Sonntag, 7. April 2013

Kapverden Teil 3

Ankunft 20 Minuten später am Cargo-Container, dem Treffpunkt vor dem Aufstieg zur Casa das Ilhas. Unsere vom Hotel gesandten Kofferträger warteten schon: eine ältere Dame, die auf einem zum Kranz gerollten Handtuch Gundels Koffer auf dem Kopf balancierte und ihr über und über mit Muskeln bepackter Sohn, der sich über meine Habe her machte. Die beiden schleppten das Zeug mit einer Grazie und selbstverständlich leichtfüßig einen mörderischen Weg den Hang hoch. Wir stoppten zwischendurch dreimal und waren völlig erledigt. Gott, war das deprimierend. Nur unser Stolz verhinderte eine Ankunft auf allen Vieren.

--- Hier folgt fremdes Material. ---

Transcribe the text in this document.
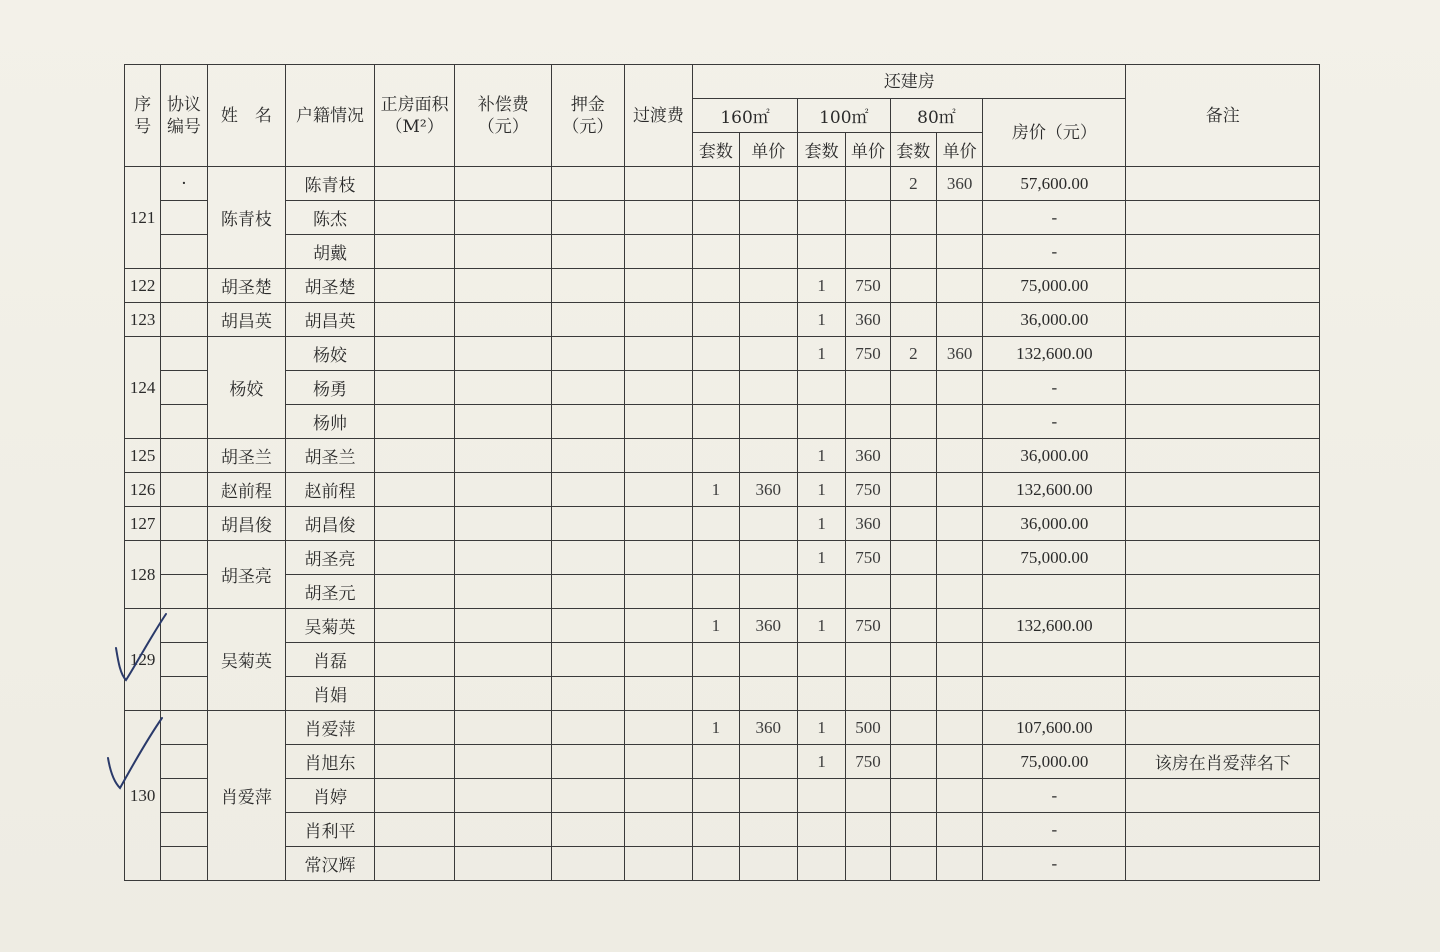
序号	协议编号	姓　名	户籍情况	正房面积（M²）	补偿费（元）	押金（元）	过渡费	还建房							备注
								160㎡		100㎡		80㎡		房价（元）	
								套数	单价	套数	单价	套数	单价		
121	·	陈青枝	陈青枝									2	360	57,600.00	
			陈杰											-	
			胡戴											-	
122		胡圣楚	胡圣楚							1	750			75,000.00	
123		胡昌英	胡昌英							1	360			36,000.00	
124		杨姣	杨姣							1	750	2	360	132,600.00	
			杨勇											-	
			杨帅											-	
125		胡圣兰	胡圣兰							1	360			36,000.00	
126		赵前程	赵前程					1	360	1	750			132,600.00	
127		胡昌俊	胡昌俊							1	360			36,000.00	
128		胡圣亮	胡圣亮							1	750			75,000.00	
			胡圣元												
129		吴菊英	吴菊英					1	360	1	750			132,600.00	
			肖磊												
			肖娟												
130		肖爱萍	肖爱萍					1	360	1	500			107,600.00	
			肖旭东							1	750			75,000.00	该房在肖爱萍名下
			肖婷											-	
			肖利平											-	
			常汉辉											-	
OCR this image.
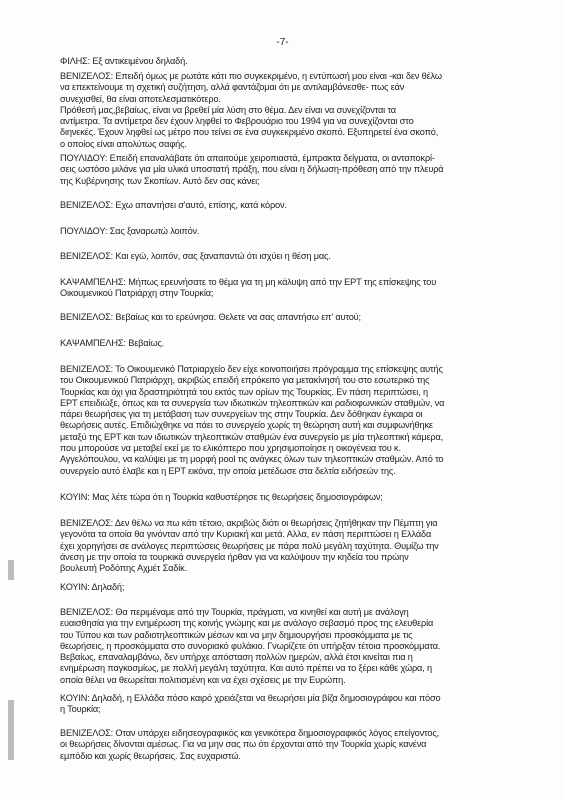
-7-
ΦΙΛΗΣ: Εξ αντικειμένου δηλαδή.
ΒΕΝΙΖΕΛΟΣ: Επειδή όμως με ρωτάτε κάτι πιο συγκεκριμένο, η εντύπωσή μου είναι -και δεν θέλω
να επεκτείνουμε τη σχετική συζήτηση, αλλά φαντάζομαι ότι με αντιλαμβάνεσθε- πως εάν
συνεχισθεί, θα είναι αποτελεσματικότερο.
Πρόθεσή μας,βεβαίως, είναι να βρεθεί μία λύση στο θέμα. Δεν είναι να συνεχίζονται τα
αντίμετρα. Τα αντίμετρα δεν έχουν ληφθεί το Φεβρουάριο του 1994 για να συνεχίζονται στο
διηνεκές. Έχουν ληφθεί ως μέτρο που τείνει σε ένα συγκεκριμένο σκοπό. Εξυπηρετεί ένα σκοπό,
ο οποίος είναι απολύτως σαφής.
ΠΟΥΛΙΔΟΥ: Επειδή επαναλάβατε ότι απαιτούμε χειροπιαστά, έμπρακτα δείγματα, οι ανταποκρί-
σεις ωστόσο μιλάνε για μία υλικά υποστατή πράξη, που είναι η δήλωση-πρόθεση από την πλευρά
της Κυβέρνησης των Σκοπίων. Αυτό δεν σας κάνει;
ΒΕΝΙΖΕΛΟΣ: Εχω απαντήσει σ'αυτό, επίσης, κατά κόρον.
ΠΟΥΛΙΔΟΥ: Σας ξαναρωτώ λοιπόν.
ΒΕΝΙΖΕΛΟΣ: Και εγώ, λοιπόν, σας ξαναπαντώ ότι ισχύει η θέση μας.
ΚΑΨΑΜΠΕΛΗΣ: Μήπως ερευνήσατε το θέμα για τη μη κάλυψη από την ΕΡΤ της επίσκεψης του
Οικουμενικού Πατριάρχη στην Τουρκία;
ΒΕΝΙΖΕΛΟΣ: Βεβαίως και το ερεύνησα. Θελετε να σας απαντήσω επ' αυτού;
ΚΑΨΑΜΠΕΛΗΣ: Βεβαίως.
ΒΕΝΙΖΕΛΟΣ: Το Οικουμενικό Πατριαρχείο δεν είχε κοινοποιήσει πρόγραμμα της επίσκεψης αυτής
του Οικουμενικού Πατριάρχη, ακριβώς επειδή επρόκειτο για μετακίνησή του στο εσωτερικό της
Τουρκίας και όχι για δραστηριότητά του εκτός των ορίων της Τουρκίας. Εν πάση περιπτώσει, η
ΕΡΤ επειδιώξε, όπως και τα συνεργεία των ιδιωτικών τηλεοπτικών και ραδιοφωνικών σταθμών, να
πάρει θεωρήσεις για τη μετάβαση των συνεργείων της στην Τουρκία. Δεν δόθηκαν έγκαιρα οι
θεωρήσεις αυτές. Επιδιώχθηκε να πάει το συνεργείο χωρίς τη θεώρηση αυτή και συμφωνήθηκε
μεταξύ της ΕΡΤ και των ιδιωτικών τηλεοπτικών σταθμών ένα συνεργείο με μία τηλεοπτική κάμερα,
που μπορούσε να μεταβεί εκεί με το ελικόπτερο που χρησιμοποίησε η οικογένεια του κ.
Αγγελόπουλου, να καλύψει με τη μορφή pool τις ανάγκες όλων των τηλεοπτικών σταθμών. Από το
συνεργείο αυτό έλαβε και η ΕΡΤ εικόνα, την οποία μετέδωσε στα δελτία ειδήσεών της.
ΚΟΥΙΝ: Μας λέτε τώρα ότι η Τουρκία καθυστέρησε τις θεωρήσεις δημοσιογράφων;
ΒΕΝΙΖΕΛΟΣ: Δεν θέλω να πω κάτι τέτοιο, ακριβώς διότι οι θεωρήσεις ζητήθηκαν την Πέμπτη για
γεγονότα τα οποία θα γινόνταν από την Κυριακή και μετά. Αλλα, εν πάση περιπτώσει η Ελλάδα
έχει χορηγήσει σε ανάλογες περιπτώσεις θεωρήσεις με πάρα πολύ μεγάλη ταχύτητα. Θυμίζω την
άνεση με την οποία τα τουρκικά συνεργεία ήρθαν για να καλύψουν την κηδεία του πρώην
βουλευτή Ροδόπης Αχμέτ Σαδίκ.
ΚΟΥΙΝ: Δηλαδή;
ΒΕΝΙΖΕΛΟΣ: Θα περιμέναμε από την Τουρκία, πράγματι, να κινηθεί και αυτή με ανάλογη
ευαισθησία για την ενημέρωση της κοινής γνώμης και με ανάλογο σεβασμό προς της ελευθερία
του Τύπου και των ραδιοτηλεοπτικών μέσων και να μην δημιουργήσει προσκόμματα με τις
θεωρήσεις, η προσκόμματα στο συνοριακό φυλάκιο. Γνωρίζετε ότι υπήρξαν τέτοια προσκόμματα.
Βεβαίως, επαναλαμβάνω, δεν υπήρχε απόσταση πολλών ημερών, αλλά έτσι κινείται πια η
ενημέρωση παγκοσμίως, με πολλή μεγάλη ταχύτητα. Και αυτό πρέπει να το ξέρει κάθε χώρα, η
οποία θέλει να θεωρείται πολιτισμένη και να έχει σχέσεις με την Ευρώπη.
ΚΟΥΙΝ: Δηλαδή, η Ελλάδα πόσο καιρό χρειάζεται να θεωρήσει μία βίζα δημοσιογράφου και πόσο
η Τουρκία;
ΒΕΝΙΖΕΛΟΣ: Οταν υπάρχει ειδησεογραφικός και γενικότερα δημοσιογραφικός λόγος επείγοντος,
οι θεωρήσεις δίνονται αμέσως. Για να μην σας πω ότι έρχονται από την Τουρκία χωρίς κανένα
εμπόδιο και χωρίς θεωρήσεις. Σας ευχαριστώ.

Endlich oben empfing uns die Hausherrin und wies uns in die Anlage ein. Das Hotel besteht aus mehreren kleine Häuschen mit Zimmern verschiedener Größe. Bei den meisten teilt man sich mit dem Nachbarn das Bad, inklusive einem großen Haustier der Spezies haarige Spinne.

Tekla

Wir hatten ein innenliegendes Bad gebucht und damit wohl das größte Zimmer erwischt. Es war mit 5 Betten ausgestattet, getrennt durch Vorhänge. Hatte ein wenig Jugendherbergsflair. Auch die Art, mit der man uns erläuterte, Kerzen wären im Zimmer nicht erlaubt - Taschenlampe sollte also jeder Reisende dabei haben, denn Stromausfälle gibt es hier recht häufig - und die Info, man müsse gegen sieben zum Essen erscheinen, bestätigten das Feeling. Im Essbereich mit Blick in die Schlucht gibt es den Gemeinschaftskühlschrank und ein Büchlein, in welches man seine Entnahmen selbst einträgt. Aber Achtung! Wie in jeder ordentlichen Jugendherberge wird die Tür zum Kühlschrank gegen 23:00 Uhr ohne Vorwarnung für den Zugriff verschlossen. Man sollte also eigene Vorräte anlegen, soweit man mit netten Mitreisenden mal ein längeres Abendschwätzchen halten will.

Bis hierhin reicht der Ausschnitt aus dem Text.